El más destacado de los aviones rivales se balanceó violentamente, cayendo hacia tierra en medio de una nube de humo y llamas que iba prolongándose por encima de él, como trágica estela, mientras se estrellaba allá abajo. Las restantes aeronaves plateadas huyeron con toda la velocidad que les permitían sus potentes motores, y Bill Barnes tardó bien poco en explicarse la razón de tan precipitada fuga. Porque su avión se agitó violentamente en medio de una nube de granadas aéreas, que estallaban alrededor de él y sobre las cuales les habían atraído sus enemigos.

Haciendo una señal a sus tres compañeros, Bill Barnes se las ingenió para salir pronto de aquella área peligrosa que empezaba a llenarse de nutridas y negras nubecillas, verdaderas flores de la muerte.

Entre tanto, había oscurecido mucho.
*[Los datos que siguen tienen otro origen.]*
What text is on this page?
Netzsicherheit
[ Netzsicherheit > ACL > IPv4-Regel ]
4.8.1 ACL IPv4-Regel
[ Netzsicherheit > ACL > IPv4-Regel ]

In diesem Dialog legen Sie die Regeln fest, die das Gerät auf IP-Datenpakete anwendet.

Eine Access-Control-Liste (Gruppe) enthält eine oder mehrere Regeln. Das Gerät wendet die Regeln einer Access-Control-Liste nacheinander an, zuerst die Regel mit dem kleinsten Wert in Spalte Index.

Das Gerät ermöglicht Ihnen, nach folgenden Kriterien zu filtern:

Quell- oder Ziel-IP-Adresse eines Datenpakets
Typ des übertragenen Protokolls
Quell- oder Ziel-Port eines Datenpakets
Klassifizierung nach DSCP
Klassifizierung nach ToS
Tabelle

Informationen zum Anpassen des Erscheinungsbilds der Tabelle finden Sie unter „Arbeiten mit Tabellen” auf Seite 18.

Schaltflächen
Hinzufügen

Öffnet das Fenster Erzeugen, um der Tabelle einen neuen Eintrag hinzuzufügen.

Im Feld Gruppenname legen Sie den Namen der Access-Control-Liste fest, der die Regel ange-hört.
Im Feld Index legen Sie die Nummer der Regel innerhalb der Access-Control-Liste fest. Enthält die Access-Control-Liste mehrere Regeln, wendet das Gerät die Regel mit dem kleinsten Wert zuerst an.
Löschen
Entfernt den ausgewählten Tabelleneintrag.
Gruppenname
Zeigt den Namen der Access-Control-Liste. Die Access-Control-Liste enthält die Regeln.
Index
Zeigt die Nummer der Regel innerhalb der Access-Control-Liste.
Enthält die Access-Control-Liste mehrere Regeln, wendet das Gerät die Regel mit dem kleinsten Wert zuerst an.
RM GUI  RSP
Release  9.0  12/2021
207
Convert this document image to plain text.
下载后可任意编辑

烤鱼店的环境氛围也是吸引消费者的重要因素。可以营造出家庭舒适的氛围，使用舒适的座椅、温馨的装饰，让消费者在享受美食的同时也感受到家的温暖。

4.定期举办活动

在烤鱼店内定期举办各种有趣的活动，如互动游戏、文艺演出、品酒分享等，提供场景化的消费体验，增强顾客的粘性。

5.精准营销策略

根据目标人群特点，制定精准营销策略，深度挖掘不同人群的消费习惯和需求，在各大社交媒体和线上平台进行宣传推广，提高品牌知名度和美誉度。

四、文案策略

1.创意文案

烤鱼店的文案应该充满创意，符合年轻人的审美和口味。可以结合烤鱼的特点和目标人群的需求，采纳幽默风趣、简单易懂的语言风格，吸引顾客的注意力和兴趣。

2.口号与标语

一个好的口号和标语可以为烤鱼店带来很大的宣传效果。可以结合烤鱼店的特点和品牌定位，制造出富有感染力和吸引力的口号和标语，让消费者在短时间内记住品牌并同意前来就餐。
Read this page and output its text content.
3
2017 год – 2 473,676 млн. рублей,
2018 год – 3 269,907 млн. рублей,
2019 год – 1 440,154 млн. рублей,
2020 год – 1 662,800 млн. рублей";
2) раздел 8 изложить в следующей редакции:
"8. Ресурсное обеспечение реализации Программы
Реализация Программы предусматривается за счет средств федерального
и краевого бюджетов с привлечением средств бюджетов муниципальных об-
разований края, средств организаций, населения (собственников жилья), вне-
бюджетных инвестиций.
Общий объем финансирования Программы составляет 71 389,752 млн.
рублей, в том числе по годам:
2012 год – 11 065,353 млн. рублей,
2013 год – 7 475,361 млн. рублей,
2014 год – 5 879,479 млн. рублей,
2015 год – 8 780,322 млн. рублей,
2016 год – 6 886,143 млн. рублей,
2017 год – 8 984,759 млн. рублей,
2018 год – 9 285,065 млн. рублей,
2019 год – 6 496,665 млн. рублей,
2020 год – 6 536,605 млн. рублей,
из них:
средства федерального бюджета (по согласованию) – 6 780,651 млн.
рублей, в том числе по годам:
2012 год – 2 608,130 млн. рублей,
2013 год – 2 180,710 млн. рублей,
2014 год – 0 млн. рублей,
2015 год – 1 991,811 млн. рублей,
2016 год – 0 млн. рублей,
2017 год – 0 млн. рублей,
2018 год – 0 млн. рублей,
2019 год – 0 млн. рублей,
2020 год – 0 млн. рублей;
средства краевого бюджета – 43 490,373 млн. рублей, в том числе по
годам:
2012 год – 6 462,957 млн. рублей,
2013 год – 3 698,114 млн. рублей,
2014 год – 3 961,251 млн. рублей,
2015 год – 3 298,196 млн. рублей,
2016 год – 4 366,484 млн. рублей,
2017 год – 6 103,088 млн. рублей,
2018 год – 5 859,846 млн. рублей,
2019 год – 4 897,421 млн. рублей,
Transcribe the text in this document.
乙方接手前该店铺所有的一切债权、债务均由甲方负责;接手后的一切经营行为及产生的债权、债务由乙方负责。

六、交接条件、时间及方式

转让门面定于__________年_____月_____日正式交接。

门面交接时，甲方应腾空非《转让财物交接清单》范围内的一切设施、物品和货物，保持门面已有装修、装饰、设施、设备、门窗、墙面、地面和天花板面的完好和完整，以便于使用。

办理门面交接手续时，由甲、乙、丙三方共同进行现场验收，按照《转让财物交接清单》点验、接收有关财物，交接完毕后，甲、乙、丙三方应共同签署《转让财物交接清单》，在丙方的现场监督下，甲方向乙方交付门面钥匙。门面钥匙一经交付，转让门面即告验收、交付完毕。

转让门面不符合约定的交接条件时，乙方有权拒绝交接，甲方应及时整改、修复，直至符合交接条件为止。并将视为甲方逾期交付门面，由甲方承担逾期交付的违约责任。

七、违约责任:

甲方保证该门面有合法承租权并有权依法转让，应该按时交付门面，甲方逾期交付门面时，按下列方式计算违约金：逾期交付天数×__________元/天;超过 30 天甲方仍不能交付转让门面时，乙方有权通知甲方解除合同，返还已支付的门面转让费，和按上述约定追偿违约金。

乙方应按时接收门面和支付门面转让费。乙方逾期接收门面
Las aeronaves enemigas desaparecieron de su vista, sin duda por haber descendido al oscuro valle.

Barnes ordenó a su flota que le siguiese, y todos se dirigieron al solitario hangar que marcaba la situación de su campamento.

Conforme se acercaban a él, se le ocurrió reflexionar que el campo escogido estaba demasiado expuesto a un bombardeo aéreo, y la idea le preocupó mucho mientras planeaba para aterrizar, seguido de sus tres amigos.

Una vez los motores quedaron silenciosos, Bill Barnes miró hacia arriba, contemplando aquel oscuro amenazador cielo, y dedicó una larga y reflexiva mirada al misterioso cráter, que estaba resultándole una nuez muy difícil de cascar.

—Lo mejor que podemos hacer ahora —les dijo a los otros—, es esperar a que pase la noche, y entonces volaremos muy alto y nos esconderemos en esa nube que corona el cráter, a ver si podemos descubrir algo.

Dicho esto, todos ellos fueron en busca del calor y de la luz de la tienda, con un claro programa para el día siguiente; Programa hecho sin el menor conocimiento de la misteriosa muerte que extendía sus tentaculares dedos sobre aquel grupo de valientes, dispuesta a destruir a los intrépidos aviones que se aventurasen en la siniestra nube del cráter.